Is my understanding correct?

While I (somewhat) understand the reasoning based in your comment, it does seem counter intuitive - those websites that do the right thing and make sure their scripts don't block the page loads, ultimately suffer from not having full functionality on the website until later than "poorly written" websites that do block.

Until Chrome addresses the underlying need for this, is 6 the right limit? While I agree hundreds or thousands of requests would cause issues, limiting to the old HTTP/1.1 limit of 6, when HTTP/2 is, in theory at least, much less resource intensive seems wrong. I think if this was increased somewhat (10? 20?) then it would likely affect fewer sites and perhaps be less of an issue. No idea how to define what that limit should be, and maybe you've considered this and tested and decided 6 is the best limit for now?

Or perhaps it could be based on the current items in the queue. For example, in my simple examples, there should be nothing in the queue and so it can afford to be more aggressive. On more complex sites, which already have a huge number of items in the queue, maybe you throttle back more. Not sure if that would be quite complicated to implement but just throwing ideas out here.

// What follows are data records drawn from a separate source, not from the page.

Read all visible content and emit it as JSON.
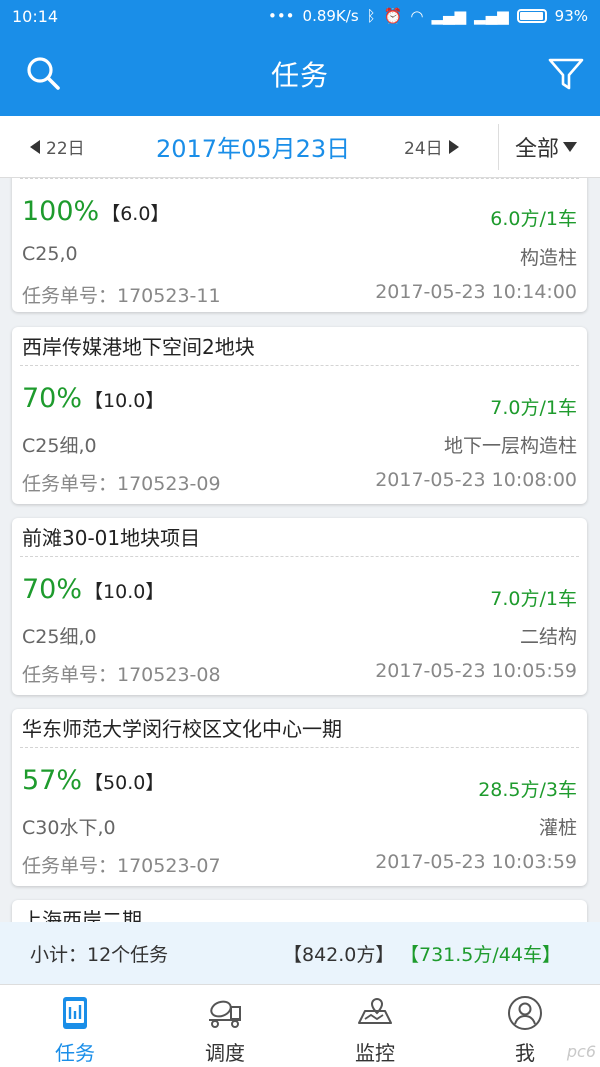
{
  "statusbar": {
    "time": "10:14",
    "speed": "0.89K/s",
    "battery": "93%"
  },
  "header": {
    "title": "任务"
  },
  "datebar": {
    "prev": "22日",
    "current": "2017年05月23日",
    "next": "24日",
    "filter": "全部"
  },
  "tasks": [
    {
      "project": "",
      "percent": "100%",
      "quantity": "【6.0】",
      "volume": "6.0方/1车",
      "grade": "C25,0",
      "part": "构造柱",
      "task_no": "任务单号：170523-11",
      "time": "2017-05-23 10:14:00"
    },
    {
      "project": "西岸传媒港地下空间2地块",
      "percent": "70%",
      "quantity": "【10.0】",
      "volume": "7.0方/1车",
      "grade": "C25细,0",
      "part": "地下一层构造柱",
      "task_no": "任务单号：170523-09",
      "time": "2017-05-23 10:08:00"
    },
    {
      "project": "前滩30-01地块项目",
      "percent": "70%",
      "quantity": "【10.0】",
      "volume": "7.0方/1车",
      "grade": "C25细,0",
      "part": "二结构",
      "task_no": "任务单号：170523-08",
      "time": "2017-05-23 10:05:59"
    },
    {
      "project": "华东师范大学闵行校区文化中心一期",
      "percent": "57%",
      "quantity": "【50.0】",
      "volume": "28.5方/3车",
      "grade": "C30水下,0",
      "part": "灌桩",
      "task_no": "任务单号：170523-07",
      "time": "2017-05-23 10:03:59"
    },
    {
      "project": "上海西岸二期",
      "percent": "",
      "quantity": "",
      "volume": "",
      "grade": "",
      "part": "",
      "task_no": "",
      "time": ""
    }
  ],
  "summary": {
    "label": "小计：12个任务",
    "total": "【842.0方】",
    "done": "【731.5方/44车】"
  },
  "nav": [
    {
      "label": "任务",
      "icon": "task-icon"
    },
    {
      "label": "调度",
      "icon": "mixer-truck-icon"
    },
    {
      "label": "监控",
      "icon": "map-icon"
    },
    {
      "label": "我",
      "icon": "user-icon"
    }
  ],
  "colors": {
    "primary": "#1a8ee8",
    "green": "#1e9b2d"
  },
  "watermark": "pc6"
}
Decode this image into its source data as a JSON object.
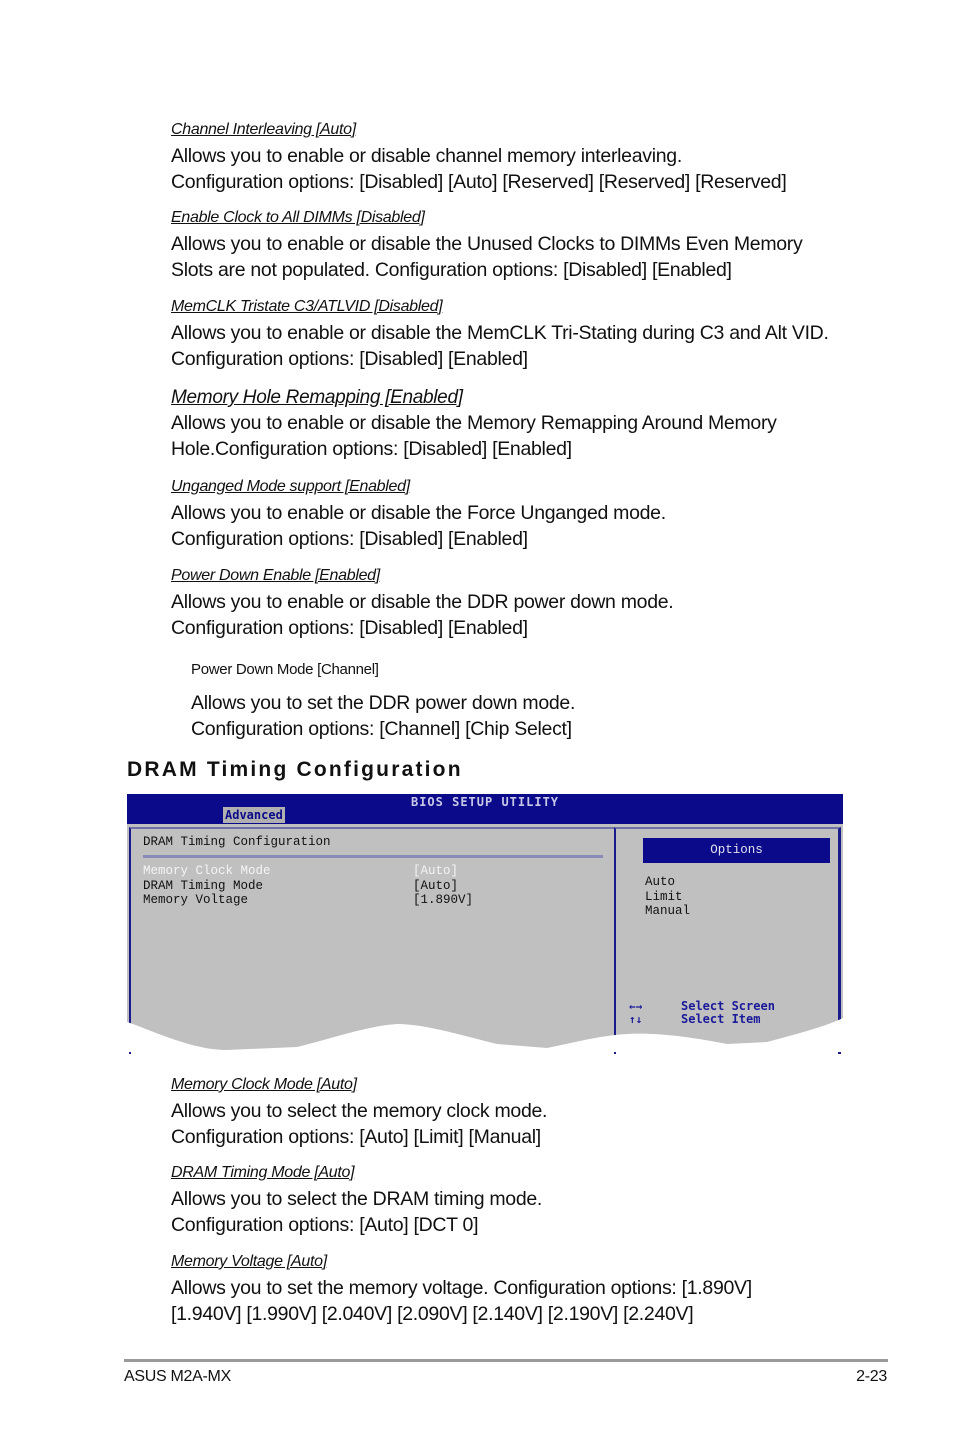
{
  "items": [
    {
      "title": "Channel Interleaving [Auto]",
      "desc": [
        "Allows you to enable or disable channel memory interleaving.",
        "Configuration options: [Disabled] [Auto] [Reserved] [Reserved] [Reserved]"
      ]
    },
    {
      "title": "Enable Clock to All DIMMs [Disabled]",
      "desc": [
        "Allows you to enable or disable the Unused Clocks to DIMMs Even Memory",
        "Slots are not populated. Configuration options: [Disabled] [Enabled]"
      ]
    },
    {
      "title": "MemCLK Tristate C3/ATLVID [Disabled]",
      "desc": [
        "Allows you to enable or disable the MemCLK Tri-Stating during C3 and Alt VID.",
        "Configuration options: [Disabled] [Enabled]"
      ]
    },
    {
      "title": "Memory Hole Remapping [Enabled]",
      "desc": [
        "Allows you to enable or disable the Memory Remapping Around Memory",
        "Hole.Configuration options: [Disabled] [Enabled]"
      ]
    },
    {
      "title": "Unganged Mode support [Enabled]",
      "desc": [
        "Allows you to enable or disable the Force Unganged mode.",
        "Configuration options: [Disabled] [Enabled]"
      ]
    },
    {
      "title": "Power Down Enable [Enabled]",
      "desc": [
        "Allows you to enable or disable the DDR power down mode.",
        "Configuration options: [Disabled] [Enabled]"
      ]
    },
    {
      "title": "Power Down Mode [Channel]",
      "desc": [
        "Allows you to set the DDR power down mode.",
        "Configuration options: [Channel] [Chip Select]"
      ]
    }
  ],
  "section_heading": "DRAM Timing Configuration",
  "bios": {
    "title": "BIOS SETUP UTILITY",
    "active_tab": "Advanced",
    "panel_heading": "DRAM Timing Configuration",
    "rows": [
      {
        "label": "Memory Clock Mode",
        "value": "[Auto]",
        "selected": true
      },
      {
        "label": "DRAM Timing Mode",
        "value": "[Auto]",
        "selected": false
      },
      {
        "label": "Memory Voltage",
        "value": "[1.890V]",
        "selected": false
      }
    ],
    "options_heading": "Options",
    "options": [
      "Auto",
      "Limit",
      "Manual"
    ],
    "help": [
      {
        "key": "←→",
        "text": "Select Screen",
        "icon": "left-right-arrows-icon"
      },
      {
        "key": "↑↓",
        "text": "Select Item",
        "icon": "up-down-arrows-icon"
      }
    ],
    "colors": {
      "header_bg": "#0a0a8a",
      "panel_bg": "#c0c0c0",
      "help_text": "#1a1a9a"
    }
  },
  "items2": [
    {
      "title": "Memory Clock Mode [Auto]",
      "desc": [
        "Allows you to select the memory clock mode.",
        "Configuration options: [Auto] [Limit] [Manual]"
      ]
    },
    {
      "title": "DRAM Timing Mode [Auto]",
      "desc": [
        "Allows you to select the DRAM timing mode.",
        "Configuration options: [Auto] [DCT 0]"
      ]
    },
    {
      "title": "Memory Voltage [Auto]",
      "desc": [
        "Allows you to set the memory voltage. Configuration options: [1.890V]",
        "[1.940V] [1.990V] [2.040V] [2.090V] [2.140V] [2.190V] [2.240V]"
      ]
    }
  ],
  "footer": {
    "left": "ASUS M2A-MX",
    "right": "2-23"
  }
}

I would imagine HTTP/2 sites would like to stop having to bundle JS files but this bug severely limits their ability to do that - especially when it's not obvious that Chrome has this artificial limit.

Comment 5 by da...@wix.com, Aug 21 2017

While I understand the reasoning, I find the decision to be very problematic. It's one thing to try to best support bad design, it's quite another to reward it, and penalize good design. We've worked hard to avoid all render-blocking resource downloads, and now we are penalized for it on Chrome.

Based on my understanding, for Chrome best performance is now achieved by avoiding HTTP/2 in favor of HTTP/1.1. In both cases download is limited to 6 at a time, and at least with HTTP/1.1 we also get 6 sockets.
I hear your frustrations. Please see issue 655585 for the context on the decision. Again, it's not where we intend to stay. It's just where we are now. The network stack is gradually being updated with a task scheduler that allows for prioritization. Once that transition completes, we can experiment with prioritized tasks and removing the throttle.
Mergedinto: 655585
Status: Duplicate (was: Unconfirmed)
Closing as duplicate, any updates will be posted to 655585.